Ransomware Group: FOG

VICTIM NAME: Ouro Verde (ouroverde[.]net[.]br)

NOTE: No files or stolen information are [exfiltrated/downloaded/taken/hosted/seen/reposted/disclosed] by RedPacket Security. Any legal issues relating to the content of the files should be directed at the attackers directly, not RedPacket Security. This blog is simply posting an editorial news post informing that a company has fallen victim to a ransomware attack. RedPacket Security is in no way affiliated or aligned with any ransomware threat actors or groups and will not host infringing content. The information on this page is fully automated and redacted whilst being scraped directly from the FOG Onion Dark Web Tor Blog page.

AI Generated Summary of the Ransomware Leak Page

The ransomware leak page associated with Ouro Verde has revealed a significant amount of sensitive information. While specific dates of the compromise are unspecified, the page indicates a breach that has exposed about 4 GB of data. Among the documents listed are financial records, which may include sensitive details such as employee and customer contact information. Notably, the documents contain CNPJ and CPF numbers, which are identifiers used in Brazilian tax and corporate registration systems.

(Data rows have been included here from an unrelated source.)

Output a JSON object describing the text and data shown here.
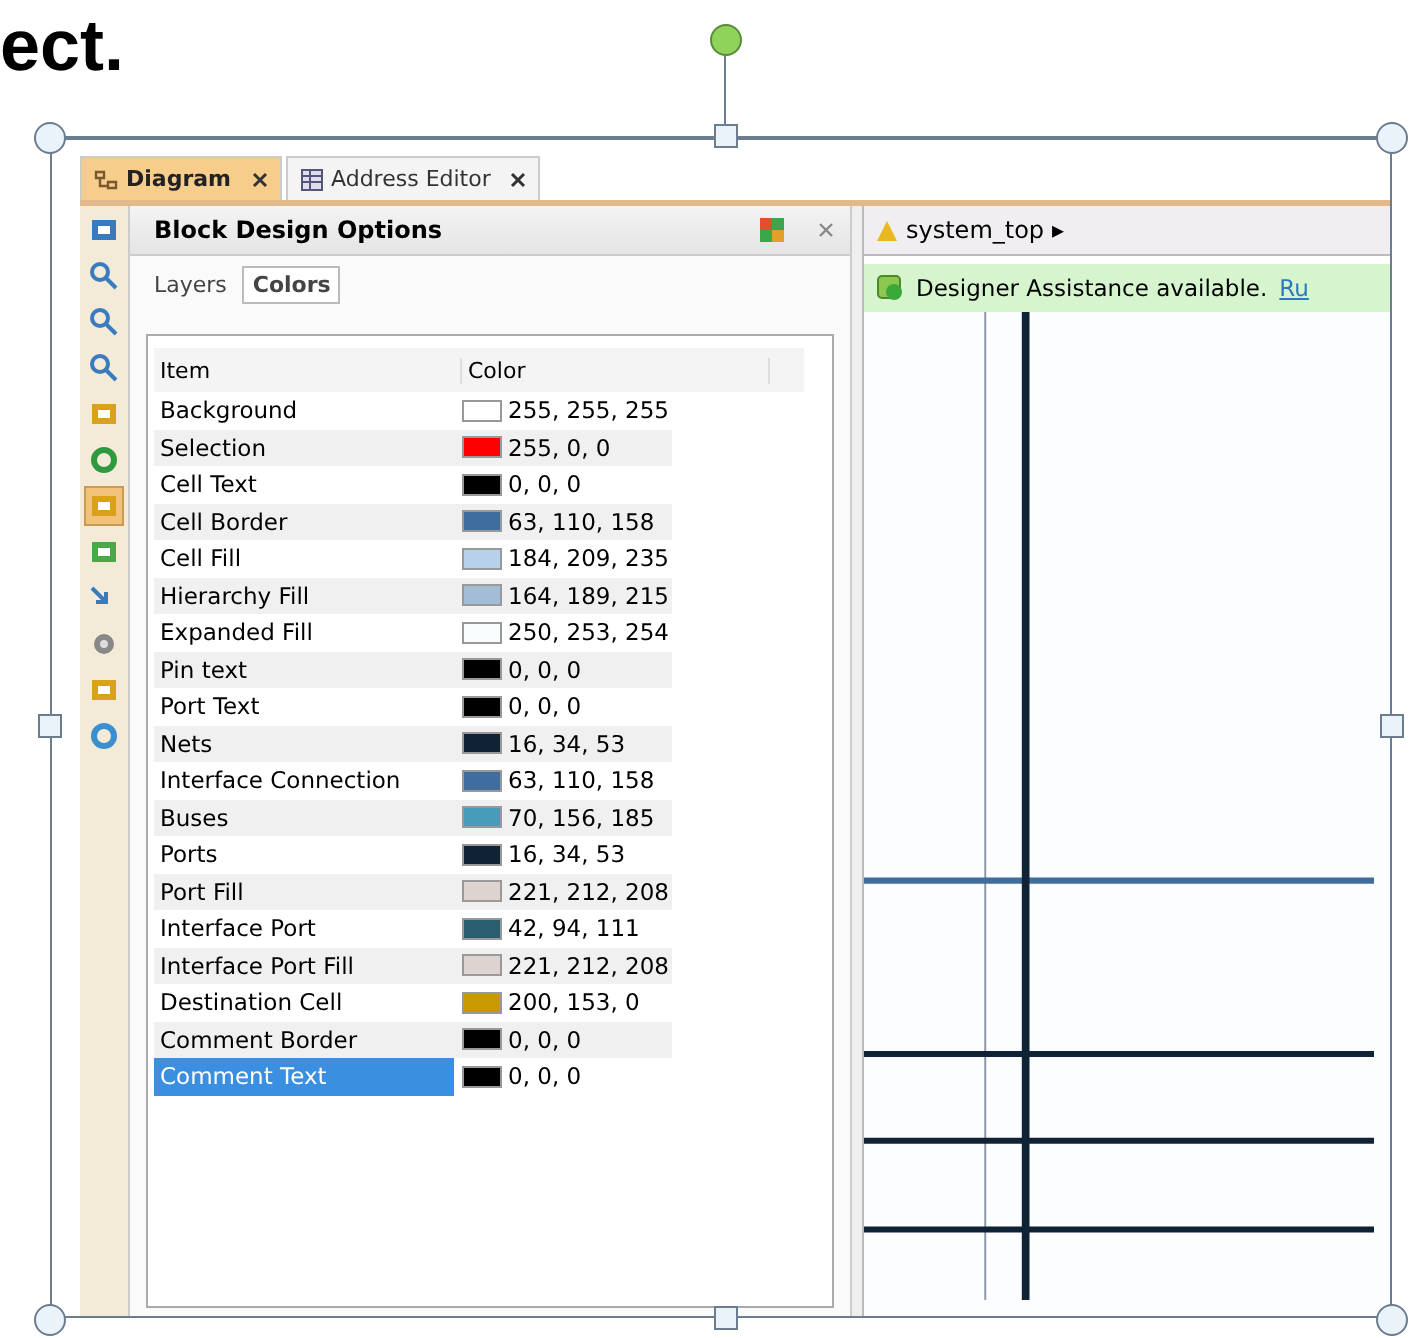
{
  "heading": "ect.",
  "tabs": [
    {
      "label": "Diagram",
      "selected": true,
      "kind": "diagram"
    },
    {
      "label": "Address Editor",
      "selected": false,
      "kind": "address"
    }
  ],
  "panel": {
    "title": "Block Design Options",
    "subtabs": [
      {
        "label": "Layers",
        "selected": false
      },
      {
        "label": "Colors",
        "selected": true
      }
    ],
    "columns": [
      "Item",
      "Color"
    ],
    "rows": [
      {
        "item": "Background",
        "color": "#ffffff",
        "value": "255, 255, 255",
        "selected": false
      },
      {
        "item": "Selection",
        "color": "#ff0000",
        "value": "255, 0, 0",
        "selected": false
      },
      {
        "item": "Cell Text",
        "color": "#000000",
        "value": "0, 0, 0",
        "selected": false
      },
      {
        "item": "Cell Border",
        "color": "#3f6e9e",
        "value": "63, 110, 158",
        "selected": false
      },
      {
        "item": "Cell Fill",
        "color": "#b8d1eb",
        "value": "184, 209, 235",
        "selected": false
      },
      {
        "item": "Hierarchy Fill",
        "color": "#a4bdd7",
        "value": "164, 189, 215",
        "selected": false
      },
      {
        "item": "Expanded Fill",
        "color": "#fafdfe",
        "value": "250, 253, 254",
        "selected": false
      },
      {
        "item": "Pin text",
        "color": "#000000",
        "value": "0, 0, 0",
        "selected": false
      },
      {
        "item": "Port Text",
        "color": "#000000",
        "value": "0, 0, 0",
        "selected": false
      },
      {
        "item": "Nets",
        "color": "#102235",
        "value": "16, 34, 53",
        "selected": false
      },
      {
        "item": "Interface Connection",
        "color": "#3f6e9e",
        "value": "63, 110, 158",
        "selected": false
      },
      {
        "item": "Buses",
        "color": "#469cb9",
        "value": "70, 156, 185",
        "selected": false
      },
      {
        "item": "Ports",
        "color": "#102235",
        "value": "16, 34, 53",
        "selected": false
      },
      {
        "item": "Port Fill",
        "color": "#ddd4d0",
        "value": "221, 212, 208",
        "selected": false
      },
      {
        "item": "Interface Port",
        "color": "#2a5e6f",
        "value": "42, 94, 111",
        "selected": false
      },
      {
        "item": "Interface Port Fill",
        "color": "#ddd4d0",
        "value": "221, 212, 208",
        "selected": false
      },
      {
        "item": "Destination Cell",
        "color": "#c89900",
        "value": "200, 153, 0",
        "selected": false
      },
      {
        "item": "Comment Border",
        "color": "#000000",
        "value": "0, 0, 0",
        "selected": false
      },
      {
        "item": "Comment Text",
        "color": "#000000",
        "value": "0, 0, 0",
        "selected": true
      }
    ]
  },
  "canvas": {
    "breadcrumb": "system_top",
    "breadcrumb_arrow": "▸",
    "banner": "Designer Assistance available.",
    "banner_link": "Ru"
  }
}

This data could pose serious risks of identity theft and fraud for those affected.

Ouro Verde, a leading Brazilian company in the car and equipment rental and service industries, operates through fleet outsourcing agreements ranging from two to seven years. With annual revenue reported at approximately $460 million, the exposure of such critical data could have substantial financial and reputational impacts on the company’s operations. The presence of various categories of files further indicates a deep breach that encompasses both personal and corporate data, heightening the seriousness of the incident. The leak highlights the vulnerabilities that organizations face in safeguarding sensitive information against cyber threats.